I’m Nina Cataldo, Seattle University College of Arts & Sciences ‘15. While I grew up mainly in Portland, Oregon, I used to spend my summer and winter holidays traveling back to Tokyo, Japan to be with my mom’s side of the family. In college, I did a semester exchange at Sophia University in Tokyo. This experience landed me a job as an advisor and writer for a Japanese publisher, and so, I returned to Tokyo upon graduation. Although I grew up very close to my Japanese roots and traditions, it has definitely taken some adjustment to move back to Japan and navigate it as a working adult. One interesting aspect has been watching the whole holiday season unfold in the city.
It’s fascinating how Japan can be such a tradition-driven country, and yet, be so keen on adopting festivities from the West. In recent years, for example, Halloween has become the biggest celebration (probably even bigger than in the U.S.) around Tokyo. While the majority of this country doesn’t identify with Catholicism or much of any religion at all (because Buddhism and Shintoism are considered part of the lifestyle instead of religions), Christmas has also become a modern long-standing celebration in Japan.

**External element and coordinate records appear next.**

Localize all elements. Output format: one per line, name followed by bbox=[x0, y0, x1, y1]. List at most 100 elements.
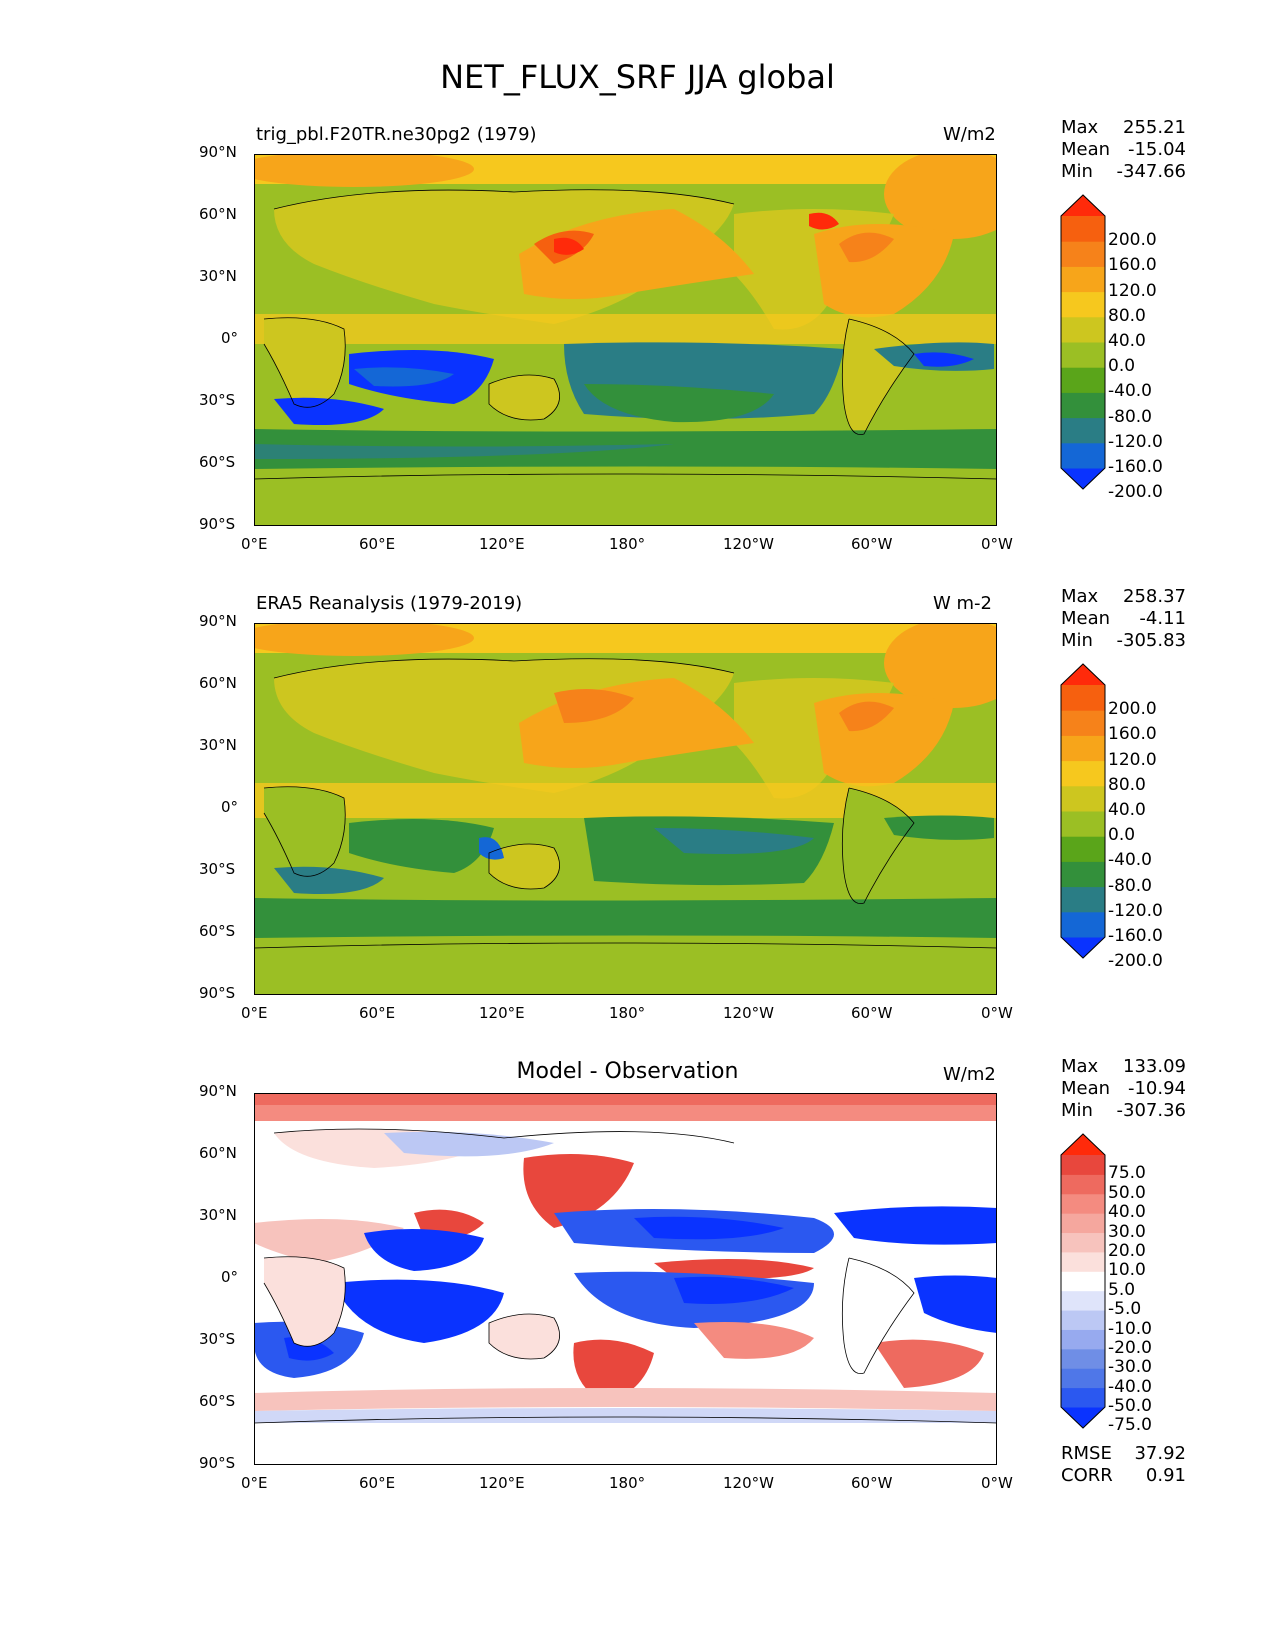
stat-min: -307.36 bbox=[1116, 1100, 1186, 1121]
colorbar-label: 50.0 bbox=[1108, 1182, 1146, 1203]
panel1-lon-label: 120°E bbox=[479, 535, 525, 553]
colorbar-segment bbox=[1061, 1348, 1105, 1369]
colorbar-segment bbox=[1061, 685, 1105, 711]
panel2-stats: Max 258.37 Mean -4.11 Min -305.83 bbox=[1061, 586, 1186, 652]
panel1-lon-label: 120°W bbox=[723, 535, 774, 553]
metric-corr: 0.91 bbox=[1145, 1465, 1186, 1486]
colorbar-segment bbox=[1061, 1193, 1105, 1214]
colorbar-segment bbox=[1061, 442, 1105, 469]
colorbar-label: 30.0 bbox=[1108, 1221, 1146, 1242]
stat-label: Mean bbox=[1061, 139, 1111, 160]
colorbar-label: -80.0 bbox=[1108, 406, 1152, 427]
colorbar-segment bbox=[1061, 664, 1105, 685]
colorbar-segment bbox=[1061, 468, 1105, 489]
colorbar-label: 160.0 bbox=[1108, 724, 1157, 745]
panel1-units: W/m2 bbox=[943, 124, 996, 145]
panel3-stats: Max 133.09 Mean -10.94 Min -307.36 bbox=[1061, 1056, 1186, 1122]
colorbar-segment bbox=[1061, 1310, 1105, 1330]
panel2-lat-label: 60°S bbox=[199, 922, 236, 940]
panel1-lat-label: 60°N bbox=[199, 205, 237, 223]
panel3-lat-label: 90°N bbox=[199, 1082, 237, 1100]
stat-label: Max bbox=[1061, 1056, 1099, 1077]
colorbar-label: -20.0 bbox=[1108, 1337, 1152, 1358]
panel1-lon-label: 0°W bbox=[981, 535, 1013, 553]
colorbar-label: -160.0 bbox=[1108, 457, 1163, 477]
colorbar-label: 120.0 bbox=[1108, 280, 1157, 301]
colorbar-label: 200.0 bbox=[1108, 230, 1157, 251]
panel2-lon-label: 0°E bbox=[241, 1004, 268, 1022]
panel3-lon-label: 60°W bbox=[851, 1474, 893, 1492]
panel2-lat-label: 60°N bbox=[199, 674, 237, 692]
colorbar-segment bbox=[1061, 1407, 1105, 1428]
colorbar-segment bbox=[1061, 861, 1105, 888]
panel3-lat-label: 60°S bbox=[199, 1392, 236, 1410]
metric-rmse: 37.92 bbox=[1134, 1443, 1186, 1464]
colorbar-label: 80.0 bbox=[1108, 305, 1146, 326]
colorbar-segment bbox=[1061, 1387, 1105, 1408]
colorbar-segment bbox=[1061, 392, 1105, 419]
panel3-colorbar bbox=[1060, 1133, 1106, 1429]
colorbar-segment bbox=[1061, 1155, 1105, 1175]
stat-mean: -4.11 bbox=[1139, 608, 1186, 629]
colorbar-label: -5.0 bbox=[1108, 1299, 1142, 1320]
colorbar-segment bbox=[1061, 937, 1105, 958]
colorbar-segment bbox=[1061, 1213, 1105, 1234]
colorbar-label: 20.0 bbox=[1108, 1240, 1146, 1261]
colorbar-segment bbox=[1061, 1251, 1105, 1272]
colorbar-segment bbox=[1061, 735, 1105, 762]
colorbar-segment bbox=[1061, 241, 1105, 267]
stat-mean: -15.04 bbox=[1127, 139, 1186, 160]
colorbar-label: -75.0 bbox=[1108, 1415, 1152, 1436]
panel1-stats: Max 255.21 Mean -15.04 Min -347.66 bbox=[1061, 117, 1186, 183]
panel2-lon-label: 120°W bbox=[723, 1004, 774, 1022]
colorbar-segment bbox=[1061, 1368, 1105, 1389]
panel1-field bbox=[254, 154, 997, 526]
panel2-lon-label: 180° bbox=[609, 1004, 646, 1022]
colorbar-label: 200.0 bbox=[1108, 699, 1157, 720]
colorbar-label: -120.0 bbox=[1108, 431, 1163, 452]
panel2-colorbar bbox=[1060, 663, 1106, 959]
colorbar-segment bbox=[1061, 216, 1105, 242]
colorbar-segment bbox=[1061, 710, 1105, 736]
panel1-colorbar bbox=[1060, 194, 1106, 490]
colorbar-segment bbox=[1061, 1290, 1105, 1311]
panel3-lon-label: 120°W bbox=[723, 1474, 774, 1492]
panel1-map bbox=[254, 154, 997, 526]
colorbar-segment bbox=[1061, 1134, 1105, 1155]
colorbar-segment bbox=[1061, 266, 1105, 293]
stat-label: Min bbox=[1061, 1100, 1093, 1121]
panel2-lat-label: 90°S bbox=[199, 984, 236, 1002]
colorbar-segment bbox=[1061, 911, 1105, 938]
panel2-field bbox=[254, 623, 997, 995]
panel3-title: Model - Observation bbox=[516, 1059, 739, 1084]
colorbar-label: 40.0 bbox=[1108, 800, 1146, 820]
colorbar-segment bbox=[1061, 1232, 1105, 1253]
panel3-units: W/m2 bbox=[943, 1064, 996, 1085]
colorbar-label: 120.0 bbox=[1108, 749, 1157, 770]
panel1-frame bbox=[254, 154, 997, 526]
colorbar-label: -120.0 bbox=[1108, 900, 1163, 921]
colorbar-label: -40.0 bbox=[1108, 850, 1152, 871]
panel2-units: W m-2 bbox=[933, 593, 993, 614]
colorbar-label: 0.0 bbox=[1108, 825, 1136, 846]
panel1-lon-label: 0°E bbox=[241, 535, 268, 553]
panel1-lat-label: 60°S bbox=[199, 453, 236, 471]
panel3-lat-label: 0° bbox=[221, 1268, 239, 1286]
figure-title: NET_FLUX_SRF JJA global bbox=[440, 58, 835, 96]
panel3-lat-label: 30°S bbox=[199, 1330, 236, 1348]
panel1-lat-label: 90°S bbox=[199, 515, 236, 533]
colorbar-segment bbox=[1061, 417, 1105, 444]
colorbar-segment bbox=[1061, 291, 1105, 318]
panel3-lon-label: 120°E bbox=[479, 1474, 525, 1492]
panel1-lat-label: 30°N bbox=[199, 267, 237, 285]
colorbar-segment bbox=[1061, 342, 1105, 368]
colorbar-label: -80.0 bbox=[1108, 875, 1152, 896]
panel3-lon-label: 0°E bbox=[241, 1474, 268, 1492]
panel3-metrics: RMSE 37.92 CORR 0.91 bbox=[1061, 1443, 1186, 1487]
panel1-lat-label: 90°N bbox=[199, 143, 237, 161]
panel3-field bbox=[254, 1093, 997, 1465]
colorbar-segment bbox=[1061, 1174, 1105, 1195]
colorbar-segment bbox=[1061, 760, 1105, 787]
panel2-lon-label: 60°E bbox=[359, 1004, 396, 1022]
stat-label: Max bbox=[1061, 586, 1099, 607]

However, the culture and traditions around it are much different than in the U.S.!
Christmas in the States is about decorating the Christmas tree, attending mass, spending time with family, and sharing a meal with loved ones at home. I often associate American Christmas with a time of reflection, love, and peace. In Japan, Christmas has turned into a special date-night, mostly associated with a romantic time for couples to celebrate together, exchange gifts, and to enjoy the Christmas light illuminations all around the cities. These illuminations are incredible and each year their setup and shows seem to get more extravagant. The whole city is lively leading up to the Christmas day and all night long.
Another odd and commercialized tradition in Japan for Christmas is eating KFC (Kentucky Fried Chicken). Japanese families and groups often need to put in Christmas day KFC orders weeks in advance or line up for long hours! My friends, whom are mostly expats, and I usually organize a get-together at one of our homes before many head home or away. We combine holiday traditions from our homes, like mulled wine and mince pies from Europe and a white elephant gift exchange. It’s nice to have friends who are like family when our own aren’t nearby, and the holidays are a great way to learn about various cultures while living in such a diverse city. All of this aside, Christmas isn’t recognized as a national holiday, so we work through the week or generally until the 28th of December.

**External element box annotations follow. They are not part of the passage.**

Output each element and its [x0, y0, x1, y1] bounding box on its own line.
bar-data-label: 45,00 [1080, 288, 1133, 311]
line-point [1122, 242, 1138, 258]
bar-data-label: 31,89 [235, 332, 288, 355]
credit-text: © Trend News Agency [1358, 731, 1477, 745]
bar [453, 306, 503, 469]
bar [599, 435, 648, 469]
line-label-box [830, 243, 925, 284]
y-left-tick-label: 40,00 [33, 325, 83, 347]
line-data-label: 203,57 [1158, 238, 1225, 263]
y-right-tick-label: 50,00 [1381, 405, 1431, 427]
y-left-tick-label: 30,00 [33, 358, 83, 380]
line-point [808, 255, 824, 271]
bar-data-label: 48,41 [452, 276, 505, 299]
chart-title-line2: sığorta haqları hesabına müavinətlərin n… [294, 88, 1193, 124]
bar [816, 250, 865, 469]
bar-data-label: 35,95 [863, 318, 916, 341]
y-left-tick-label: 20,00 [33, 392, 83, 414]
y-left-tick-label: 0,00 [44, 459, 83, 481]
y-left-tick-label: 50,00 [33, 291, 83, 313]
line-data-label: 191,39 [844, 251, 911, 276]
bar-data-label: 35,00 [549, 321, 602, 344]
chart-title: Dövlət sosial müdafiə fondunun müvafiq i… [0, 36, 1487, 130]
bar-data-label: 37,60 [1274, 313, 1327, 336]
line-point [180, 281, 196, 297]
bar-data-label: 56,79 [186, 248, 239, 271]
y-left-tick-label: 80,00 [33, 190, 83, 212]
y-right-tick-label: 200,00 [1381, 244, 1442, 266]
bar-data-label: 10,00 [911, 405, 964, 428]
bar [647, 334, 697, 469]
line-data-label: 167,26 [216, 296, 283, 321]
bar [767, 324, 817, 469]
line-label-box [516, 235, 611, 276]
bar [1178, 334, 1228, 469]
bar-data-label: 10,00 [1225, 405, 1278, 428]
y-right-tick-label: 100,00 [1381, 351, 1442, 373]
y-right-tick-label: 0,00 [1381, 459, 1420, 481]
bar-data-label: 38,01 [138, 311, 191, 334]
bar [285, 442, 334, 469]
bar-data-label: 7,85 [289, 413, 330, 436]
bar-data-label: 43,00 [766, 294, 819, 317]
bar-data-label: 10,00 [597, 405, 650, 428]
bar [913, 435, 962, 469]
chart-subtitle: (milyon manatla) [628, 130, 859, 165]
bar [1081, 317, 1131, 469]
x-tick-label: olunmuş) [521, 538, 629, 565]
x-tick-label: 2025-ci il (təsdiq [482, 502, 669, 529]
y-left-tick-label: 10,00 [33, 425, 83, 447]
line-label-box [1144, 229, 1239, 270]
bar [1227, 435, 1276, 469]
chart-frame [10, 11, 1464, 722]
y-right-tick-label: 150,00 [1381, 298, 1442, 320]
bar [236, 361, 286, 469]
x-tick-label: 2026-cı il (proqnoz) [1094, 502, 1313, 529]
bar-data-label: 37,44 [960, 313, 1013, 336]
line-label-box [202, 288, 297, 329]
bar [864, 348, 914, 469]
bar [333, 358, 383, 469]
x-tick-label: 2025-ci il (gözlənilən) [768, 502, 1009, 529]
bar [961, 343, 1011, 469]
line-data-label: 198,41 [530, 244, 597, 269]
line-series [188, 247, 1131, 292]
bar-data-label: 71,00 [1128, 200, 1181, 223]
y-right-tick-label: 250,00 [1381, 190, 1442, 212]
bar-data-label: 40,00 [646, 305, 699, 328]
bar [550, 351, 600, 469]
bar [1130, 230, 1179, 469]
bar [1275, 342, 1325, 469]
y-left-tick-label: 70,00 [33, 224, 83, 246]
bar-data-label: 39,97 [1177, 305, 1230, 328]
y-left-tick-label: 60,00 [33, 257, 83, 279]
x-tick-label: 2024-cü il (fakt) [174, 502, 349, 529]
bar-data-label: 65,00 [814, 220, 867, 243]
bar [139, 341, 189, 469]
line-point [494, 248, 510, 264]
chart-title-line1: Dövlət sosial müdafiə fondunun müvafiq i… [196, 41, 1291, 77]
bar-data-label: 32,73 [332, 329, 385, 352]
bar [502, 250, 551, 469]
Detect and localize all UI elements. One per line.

Japan’s biggest and most important holiday is New Years; New Year’s holiday resembles more of the family time that Christmas or Thanksgiving has in the States. As a result, we usually have the whole first week of January off for the holiday. On New Year’s Eve, the whole extended family gathers at the (grand)parents’ home and shares a noodle cuisine called toshikoshi soba which translates to “overcoming the year soba (noodles)” with the noodles representing a long and prosperous year ahead. While some stay out for various countdown events, shows, and parties, many choose to stay at home and maybe pay a visit to the local temple or shrine for a prayer after midnight called hatsumode (first prayer). All the New Year’s Eve festivities or downtime is followed by a massive feast on New Year’s Day. The traditional osechi ryori “New Year’s cuisine” is prepared alongside other dishes that varies from household to household, and region to region. In my family, 16 of us gather at my grandma’s home and we order sushi, make katsu (pork and chicken cutlets), have a crab feast, and add a few other dishes like sashimi and kamaboko (fish cake). The feast is followed by lots of relaxation and food-induced naps, as well as massive sales, and more likely than not for me, a trip up to the snowy mountains for snowboarding.

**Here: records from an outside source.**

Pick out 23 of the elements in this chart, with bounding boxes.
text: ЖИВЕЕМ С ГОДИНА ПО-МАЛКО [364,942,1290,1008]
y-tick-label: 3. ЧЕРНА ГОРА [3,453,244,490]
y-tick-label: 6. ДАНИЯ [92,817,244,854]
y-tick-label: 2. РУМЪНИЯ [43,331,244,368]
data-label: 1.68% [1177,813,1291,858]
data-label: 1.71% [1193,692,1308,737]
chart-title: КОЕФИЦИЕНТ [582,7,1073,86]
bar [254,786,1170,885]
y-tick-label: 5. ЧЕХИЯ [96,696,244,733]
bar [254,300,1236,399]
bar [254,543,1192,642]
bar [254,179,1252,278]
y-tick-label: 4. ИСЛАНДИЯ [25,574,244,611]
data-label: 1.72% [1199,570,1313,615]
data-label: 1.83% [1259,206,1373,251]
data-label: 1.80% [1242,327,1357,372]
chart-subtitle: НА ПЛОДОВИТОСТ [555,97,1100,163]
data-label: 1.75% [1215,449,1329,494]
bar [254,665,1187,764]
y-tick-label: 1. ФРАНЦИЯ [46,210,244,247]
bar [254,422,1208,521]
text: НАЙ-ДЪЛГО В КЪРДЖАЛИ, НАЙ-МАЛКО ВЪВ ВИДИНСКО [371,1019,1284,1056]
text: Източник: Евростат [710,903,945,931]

The holidays are a hard time for many to be away from family, especially for people like me who are expats. But the holidays have been a great time for those of us who have become friends to share a piece of our home and traditions with each other. There’s nothing as touching and exciting as seeing new friends try a Thanksgiving feast for the first time, or seeing my Jewish friends eager for my reactions at my first Hanukkah festivities. This time of year is a reminder that we can create holiday cheer and adopt local traditions or make new holidays traditions no matter where we are in the world.